Contra a corrente, guardiões da floresta lutam para manter a Amazônia em pé



Área da reserva onde foi construída uma estrada e uma ponte
para escoar madeira ilegal
Marcelo Camargo/ Agência Brasil


“Uma estrada saía da vila do Guariba, passava por uma fazenda e ia para dentro da Reserva Extrativista Guariba Roosevelt. Essa estrada não tinha outro caminho, não tinha outra finalidade senão entrar na Resex. Lá foi encontrada uma esplanada onde se explorava madeira e era escoada por essa estrada para, provavelmente, ter toras esquentadas em Guariba mesmo, pois não vale a pena transportar a madeira bruta para muito longe. É provável que essas toras tenham sido serradas em Guariba e escoadas como legais”, conta o promotor.

Gerente da reserva, o funcionário da Secretaria de Meio Ambiente José Cândido Primo contou que a estimativa é que 4 mil cubos de madeira tenham sido retirados da Resex só no ano passado. “No distrito Guariba tem 42 serrarias no papel. Instaladas, são 18. Aptas para operar, são apenas 8.” Segundo ele, existe uma operação montada na região para forjar notas e transformar madeira ilegal em legal.
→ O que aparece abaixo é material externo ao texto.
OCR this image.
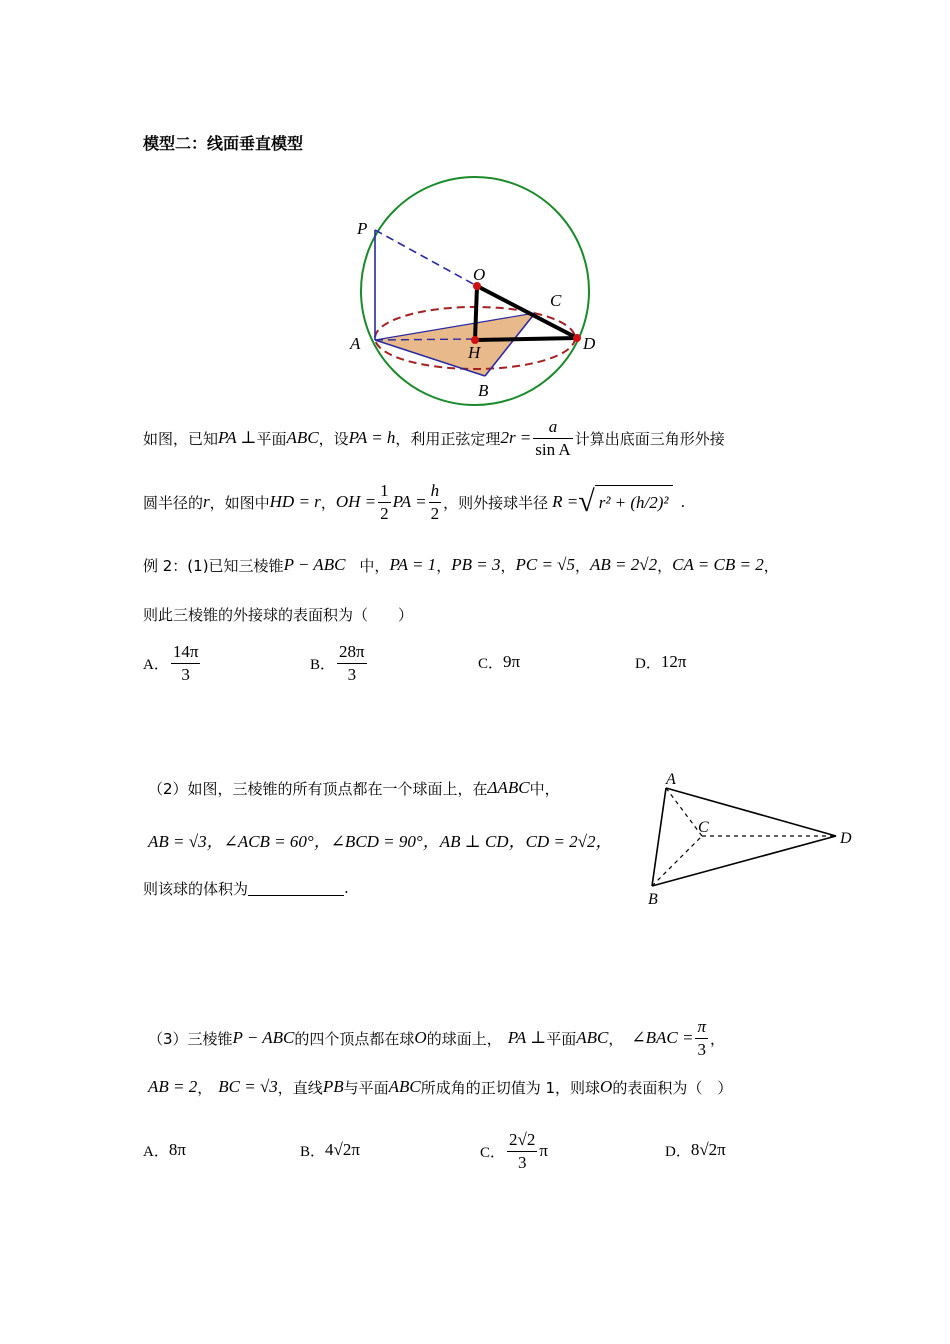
模型二：线面垂直模型
P
O
C
A	H	D
B
如图，已知 PA ⊥ 平面 ABC ，设 PA = h ，利用正弦定理 $2r = \frac{a}{\text{sin A}}$ 计算出底面三角形外接
圆半径的 r ，如图中 HD = r ， OH = $\frac{1}{2}$ PA = $\frac{h}{2}$ ，则外接球半径 R = √ r² + (h/2)² .
例 2：(1)已知三棱锥 P − ABC 中， PA = 1 ， PB = 3 ， PC = √5 ， AB = 2√2 ， CA = CB = 2 ，
则此三棱锥的外接球的表面积为（　　）
A． $\frac{14\pi}{3}$	B． $\frac{28\pi}{3}$	C． 9π	D． 12π
（2）如图，三棱锥的所有顶点都在一个球面上，在 ΔABC 中，
AB = √3，∠ACB = 60°，∠BCD = 90°，AB ⊥ CD，CD = 2√2，
则该球的体积为	.
A
C
D
B
（3）三棱锥 P − ABC 的四个顶点都在球 O 的球面上， PA ⊥ 平面 ABC ， ∠BAC = $\frac{\pi}{3}$ ，
AB = 2 ， BC = √3 ，直线 PB 与平面 ABC 所成角的正切值为 1，则球 O 的表面积为（　）
A． 8π	B． 4√2π	C． $\frac{2√2}{3}$ π	D． 8√2π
Ailton, que é presidente da Associação de Moradores, disse que os órgãos de fiscalização têm ido cada vez mais à reserva, o que era raro no passado. Ele defendeu a delimitação da área da reserva como medida para impedir invasões e deixar claro a área protegida. “Hoje não tem placa, cerca, nada. Isso vai facilitar até para que nós, moradores, também possamos ajudar a fiscalizar.”
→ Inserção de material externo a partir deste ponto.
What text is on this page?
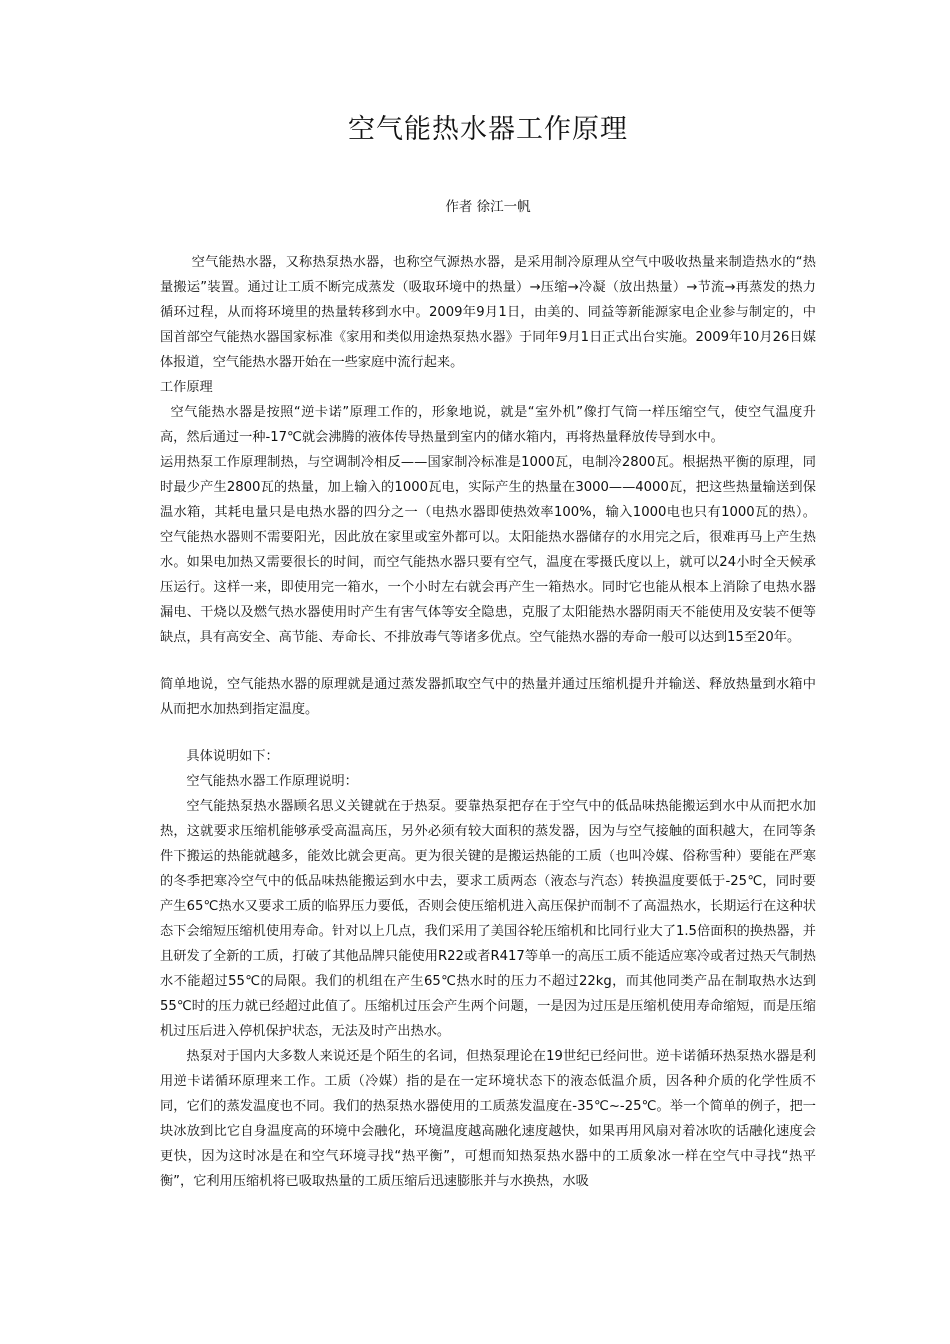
空气能热水器工作原理
作者 徐江一帆

空气能热水器，又称热泵热水器，也称空气源热水器，是采用制冷原理从空气中吸收热量来制造热水的“热量搬运”装置。通过让工质不断完成蒸发（吸取环境中的热量）→压缩→冷凝（放出热量）→节流→再蒸发的热力循环过程，从而将环境里的热量转移到水中。2009年9月1日，由美的、同益等新能源家电企业参与制定的，中国首部空气能热水器国家标准《家用和类似用途热泵热水器》于同年9月1日正式出台实施。2009年10月26日媒体报道，空气能热水器开始在一些家庭中流行起来。

工作原理

空气能热水器是按照“逆卡诺”原理工作的，形象地说，就是“室外机”像打气筒一样压缩空气，使空气温度升高，然后通过一种-17℃就会沸腾的液体传导热量到室内的储水箱内，再将热量释放传导到水中。

运用热泵工作原理制热，与空调制冷相反——国家制冷标准是1000瓦，电制冷2800瓦。根据热平衡的原理，同时最少产生2800瓦的热量，加上输入的1000瓦电，实际产生的热量在3000——4000瓦，把这些热量输送到保温水箱，其耗电量只是电热水器的四分之一（电热水器即使热效率100%，输入1000电也只有1000瓦的热）。 空气能热水器则不需要阳光，因此放在家里或室外都可以。太阳能热水器储存的水用完之后，很难再马上产生热水。如果电加热又需要很长的时间，而空气能热水器只要有空气，温度在零摄氏度以上，就可以24小时全天候承压运行。这样一来，即使用完一箱水，一个小时左右就会再产生一箱热水。同时它也能从根本上消除了电热水器漏电、干烧以及燃气热水器使用时产生有害气体等安全隐患，克服了太阳能热水器阴雨天不能使用及安装不便等缺点，具有高安全、高节能、寿命长、不排放毒气等诸多优点。空气能热水器的寿命一般可以达到15至20年。

简单地说，空气能热水器的原理就是通过蒸发器抓取空气中的热量并通过压缩机提升并输送、释放热量到水箱中从而把水加热到指定温度。

具体说明如下：

空气能热水器工作原理说明：

空气能热泵热水器顾名思义关键就在于热泵。要靠热泵把存在于空气中的低品味热能搬运到水中从而把水加热，这就要求压缩机能够承受高温高压，另外必须有较大面积的蒸发器，因为与空气接触的面积越大，在同等条件下搬运的热能就越多，能效比就会更高。更为很关键的是搬运热能的工质（也叫冷媒、俗称雪种）要能在严寒的冬季把寒冷空气中的低品味热能搬运到水中去，要求工质两态（液态与汽态）转换温度要低于-25℃，同时要产生65℃热水又要求工质的临界压力要低，否则会使压缩机进入高压保护而制不了高温热水，长期运行在这种状态下会缩短压缩机使用寿命。针对以上几点，我们采用了美国谷轮压缩机和比同行业大了1.5倍面积的换热器，并且研发了全新的工质，打破了其他品牌只能使用R22或者R417等单一的高压工质不能适应寒冷或者过热天气制热水不能超过55℃的局限。我们的机组在产生65℃热水时的压力不超过22kg，而其他同类产品在制取热水达到55℃时的压力就已经超过此值了。压缩机过压会产生两个问题，一是因为过压是压缩机使用寿命缩短，而是压缩机过压后进入停机保护状态，无法及时产出热水。

热泵对于国内大多数人来说还是个陌生的名词，但热泵理论在19世纪已经问世。逆卡诺循环热泵热水器是利用逆卡诺循环原理来工作。工质（冷媒）指的是在一定环境状态下的液态低温介质，因各种介质的化学性质不同，它们的蒸发温度也不同。我们的热泵热水器使用的工质蒸发温度在-35℃~-25℃。举一个简单的例子，把一块冰放到比它自身温度高的环境中会融化，环境温度越高融化速度越快，如果再用风扇对着冰吹的话融化速度会更快，因为这时冰是在和空气环境寻找“热平衡”，可想而知热泵热水器中的工质象冰一样在空气中寻找“热平衡”，它利用压缩机将已吸取热量的工质压缩后迅速膨胀并与水换热，水吸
Alisio Pereira dos Santos vive próximo ao irmão Ailton em uma colocação [área reservada a cada família, com espaço para casas, roça e pontos de extrativismo] às margens do Rio Guariba, também na comunidade de São Lourenço, dentro da Resex Guariba Roosevelt.

Alisio Pereira dos Santos, morador de São Lourenço, reclama dos impactos do desmatamento e das queimadas ao redor da Resex Guariba-Roosevelt
Marcelo Camargo/ Agência Brasil

Nascido e criado em São Lourenço, Alísio lamenta ter visto o desmatamento avançando tão rapidamente na região. “Apesar de a gente cuidar e manter a floresta conservada aqui na reserva, essa destruição total da mata em volta da área protegida está levando à diminuição de animais de caça e do volume da água do Rio”, avalia. Ele contou que nos últimos 20 anos, sempre a partir de agosto, a fumaça toma conta de toda a região. “É uma prática generalizada, especialmente entre grileiros”, lamenta. “A gente ainda come carne de bicho do mato, mas está difícil caçar por aqui agora. Os catetos, os veados, foram embora por causa das queimadas anuais.”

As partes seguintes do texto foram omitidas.